Le moment de s’activer était venu.

Doucement, elle se déplia, repoussant cette ouate qui l’enserrait. Elle étira ses membres, craquants et tremblants après ce temps infini passée recroquevillée dans les ténèbres. Autour d’elle, elle sentit ses frères et sœurs s’éveiller : la chaleur qui lui caressait le dos les appelait, eux aussi. Enfin, ils allaient se retrouver.

… Nissa…

Elle poussa contre ce poids qui l’oppressait, de toutes ses forces. Ses pales orteils effilés s’enfoncèrent dans les profondeurs ouatées sous son ventre, là où le long froid rôdait et grondait, enfonçant des lames de pur cristal en des lieux insondés. Elle trembla sous l’effort.

Peut-être n’y parviendrait-elle pas ? Peut-être resterait-elle prisonnière de cet endroit pour toujours, perdue, rencognée dans une cosse oubliée, non pas morte, mais sans avoir jamais vécu ?

… Nissa ?

Au-dessus d’elle, les ténèbres se dispersèrent.
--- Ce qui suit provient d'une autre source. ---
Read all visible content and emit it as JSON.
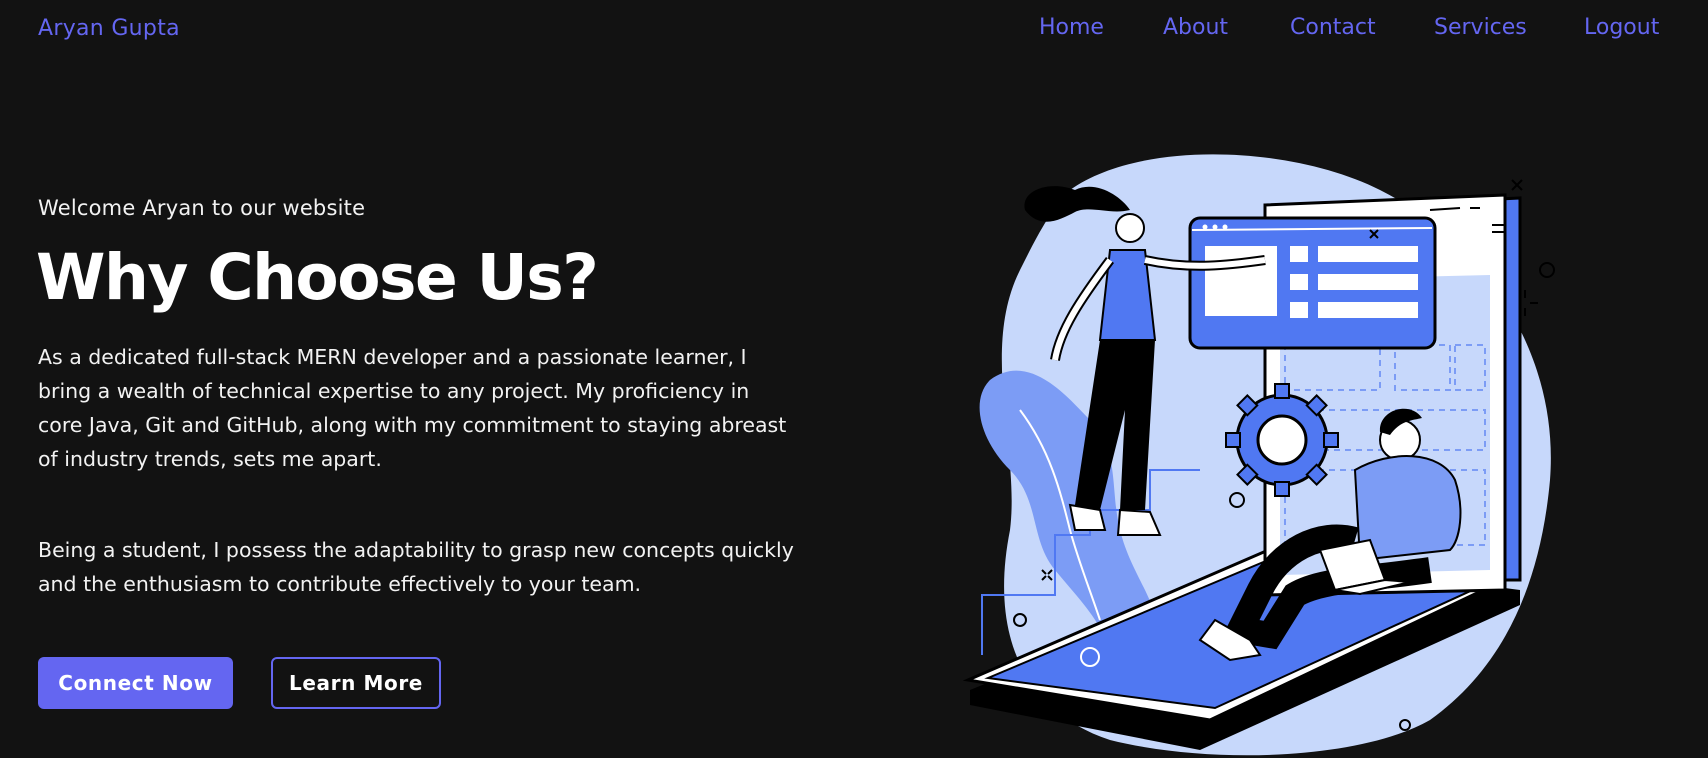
{
  "header": {
    "brand": "Aryan Gupta",
    "nav": [
      "Home",
      "About",
      "Contact",
      "Services",
      "Logout"
    ]
  },
  "hero": {
    "welcome": "Welcome Aryan to our website",
    "title": "Why Choose Us?",
    "paragraph1": "As a dedicated full-stack MERN developer and a passionate learner, I bring a wealth of technical expertise to any project. My proficiency in core Java, Git and GitHub, along with my commitment to staying abreast of industry trends, sets me apart.",
    "paragraph2": "Being a student, I possess the adaptability to grasp new concepts quickly and the enthusiasm to contribute effectively to your team.",
    "primary_button": "Connect Now",
    "secondary_button": "Learn More"
  },
  "colors": {
    "background": "#121212",
    "accent": "#6466f1",
    "illustration_blue": "#5078f2",
    "illustration_light": "#c7d8fb"
  },
  "icons": {
    "illustration": "developers-with-phone-illustration"
  }
}
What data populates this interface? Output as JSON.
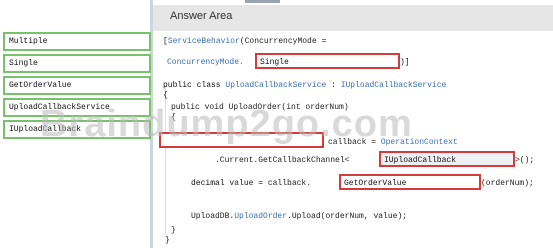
{
  "header": {
    "title": "Answer Area"
  },
  "options": [
    {
      "label": "Multiple"
    },
    {
      "label": "Single"
    },
    {
      "label": "GetOrderValue"
    },
    {
      "label": "UploadCallbackService"
    },
    {
      "label": "IUploadCallback"
    }
  ],
  "code": {
    "l1_attr": "ServiceBehavior",
    "l1_rest": "(ConcurrencyMode =",
    "l2_prefix": "ConcurrencyMode.",
    "l2_suffix": ")]",
    "l3_kw": "public class",
    "l3_type": "UploadCallbackService",
    "l3_sep": ":",
    "l3_iface": "IUploadCallbackService",
    "l4": "{",
    "l5": "public void UploadOrder(int orderNum)",
    "l6": "{",
    "l7_rest": "callback =",
    "l7_type": "OperationContext",
    "l8": ".Current.GetCallbackChannel<",
    "l8_suffix": ">();",
    "l9_kw": "decimal",
    "l9_mid": "value = callback.",
    "l9_suffix": "(orderNum);",
    "l10_prefix": "UploadDB.",
    "l10_method": "UploadOrder",
    "l10_suffix": ".Upload(orderNum, value);",
    "l11": "}",
    "l12": "}"
  },
  "slots": {
    "slot1": "Single",
    "slot2": "",
    "slot3": "IUploadCallback",
    "slot4": "GetOrderValue"
  },
  "watermark": "Braindump2go.com"
}
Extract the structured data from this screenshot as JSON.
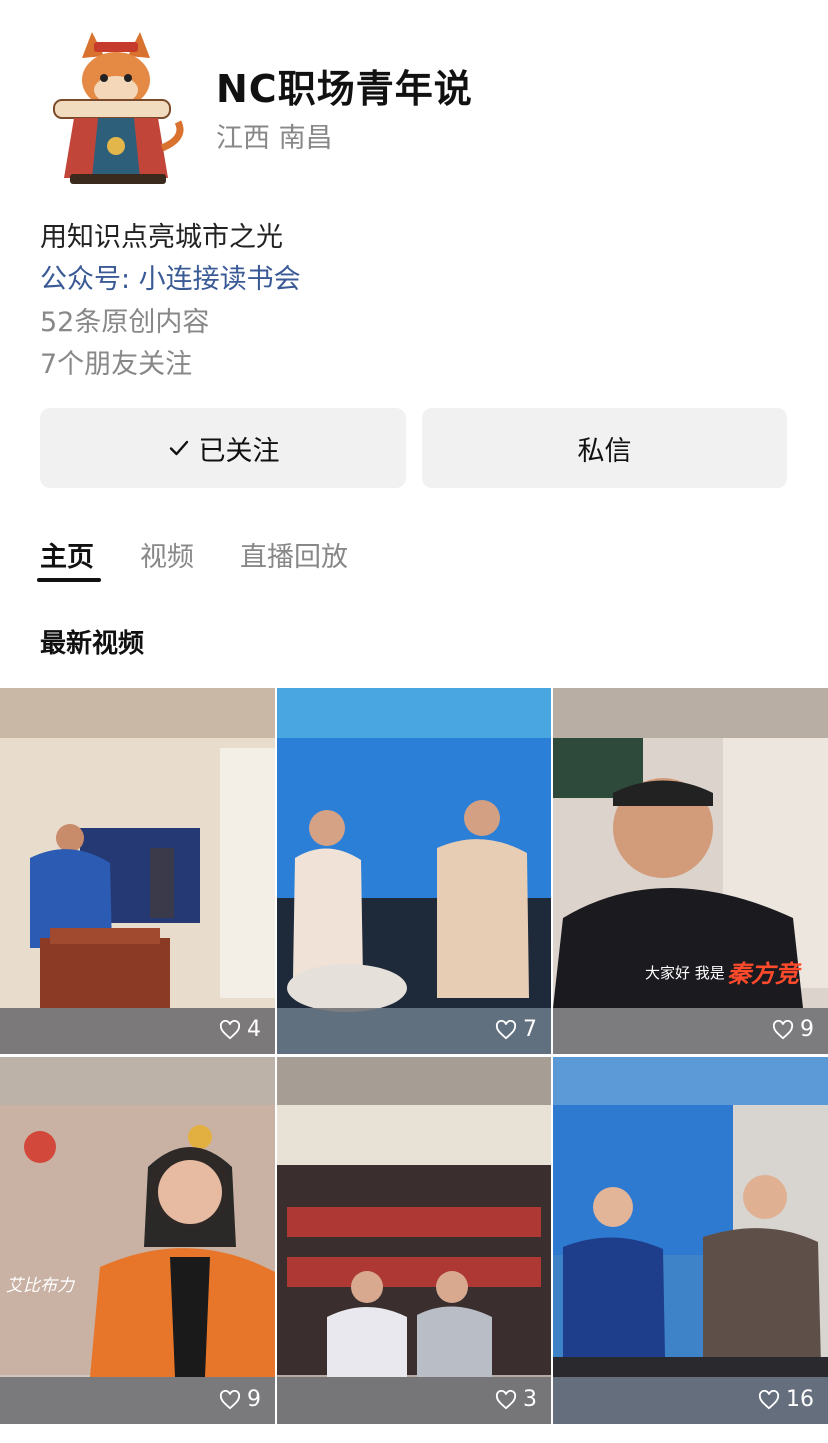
{
  "profile": {
    "name": "NC职场青年说",
    "location": "江西 南昌",
    "bio": "用知识点亮城市之光",
    "official_account": "公众号: 小连接读书会",
    "original_count": "52条原创内容",
    "friends_following": "7个朋友关注"
  },
  "actions": {
    "follow_label": "已关注",
    "message_label": "私信"
  },
  "tabs": [
    {
      "label": "主页",
      "active": true
    },
    {
      "label": "视频",
      "active": false
    },
    {
      "label": "直播回放",
      "active": false
    }
  ],
  "section": {
    "title": "最新视频"
  },
  "videos": [
    {
      "likes": "4"
    },
    {
      "likes": "7"
    },
    {
      "likes": "9",
      "overlay_caption": "大家好 我是",
      "overlay_name": "秦方竞"
    },
    {
      "likes": "9",
      "overlay_caption": "艾比布力"
    },
    {
      "likes": "3"
    },
    {
      "likes": "16"
    }
  ],
  "icons": {
    "check": "check-icon",
    "heart": "heart-outline-icon"
  }
}
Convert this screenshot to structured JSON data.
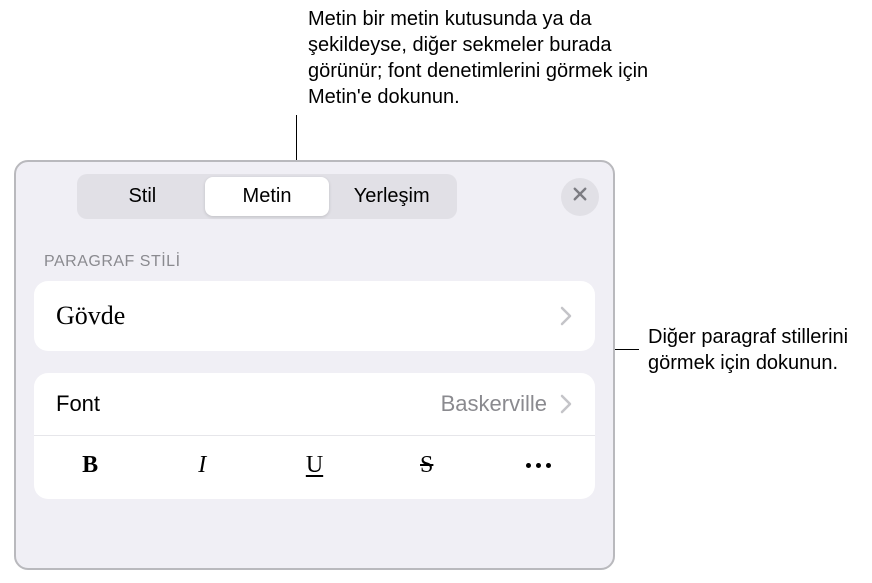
{
  "callouts": {
    "top": "Metin bir metin kutusunda ya da şekildeyse, diğer sekmeler burada görünür; font denetimlerini görmek için Metin'e dokunun.",
    "right": "Diğer paragraf stillerini görmek için dokunun."
  },
  "tabs": {
    "items": [
      {
        "label": "Stil"
      },
      {
        "label": "Metin"
      },
      {
        "label": "Yerleşim"
      }
    ],
    "activeIndex": 1
  },
  "paragraphStyle": {
    "header": "PARAGRAF STİLİ",
    "current": "Gövde"
  },
  "font": {
    "label": "Font",
    "value": "Baskerville",
    "styleButtons": {
      "bold": "B",
      "italic": "I",
      "underline": "U",
      "strike": "S"
    }
  }
}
Elle trembla, endolorie, poussant vers le haut de ses jambes flageolantes, ses bras tremblant tandis qu’ils se dépliaient de son torse, chaque mouvement lui infligeant d’atroces douleurs. La chaleur la frappait à présent de plein fouet, réchauffant sa sève transie, rendant à ses membres leurs forces et leurs couleurs. Sa tête se leva vers la lumière, ses cheveux éclosant comme un soleil autour de son visage.

« Nissa ? »

Illustration par Zack Stella

Le mot, prononcé à mille lieues de là, la cingla comme un coup de fouet.

L’espace d’un instant, il la tira violemment en arrière.

Le monde défila autour d’elle : des enchevêtrements de branches et de moisissures poussant les unes dans et sur les autres, respirant d’un même souffle ; des déserts de poussière stridulante, qui rongeaient patiemment la pierre ; des amas de nuages bruissants, qui se déversaient sur les terres ; des rangées de pierre tranchantes, qui déchiraient le ciel de leurs griffes ; des eaux insondables, glacées et vides.

Elle ouvrit les yeux, momentanément déroutée par les grognements de Gideon — des mots, corrigea une partie de son esprit — et par les boudins — des doigts — qu’il agitait devant ses yeux qui, soudain, percevaient la lumière au lieu de la seule chaleur. « Je… »

Je ne suis pas une graine.

Nissa ! Je suis redevenue Nissa.

Le hiéromancien la regardait d’un air inquiet. La pluie frappait les vitres de la bibliothèque de Jace. Elle ouvrit la bouche et s’excusa d’une voix éraillée : « Je suis désolée, Gideon. Que disais-tu ? »

Le guerrier montra les dents : un sourire. « Je t’ai crue endormie. »

« J’étais… » Une fleur qui tentait de pousser dans une toundra de printemps, à l’autre bout du monde, se réchauffant aux premières caresses du soleil. Elle scruta le visage doux et franc de son ami, mais décida qu’il ne comprendrait pas. Elle ne parviendrait pas à lui décrire son expérience parce qu’elle se situait trop loin de son vécu.

« … J’étais juste en train de réfléchir. » Elle baissa les yeux sur son bol, au contenu duquel elle n’avait pas encore touché.

Gideon prit une bouchée de viande dans son assiette avec un ustensile — une fourchette, se souvint-elle — qui disparaissait presque dans ses gros doigts calleux. « Je racontais justement au ministre ce que vous avez accompli sur Zendikar, toi et Chandra. »

Chandra. Elle sentit le sang lui échauffer les joues, parcourir ses doigts nerveux, agités comme des moineaux.

Parfois, Nissa nourrissait les passereaux, dans le jardin. Ils regardaient les graines qu’elle avait dans la main, gourmands et tentés, mais s’envolaient au premier mouvement brusque.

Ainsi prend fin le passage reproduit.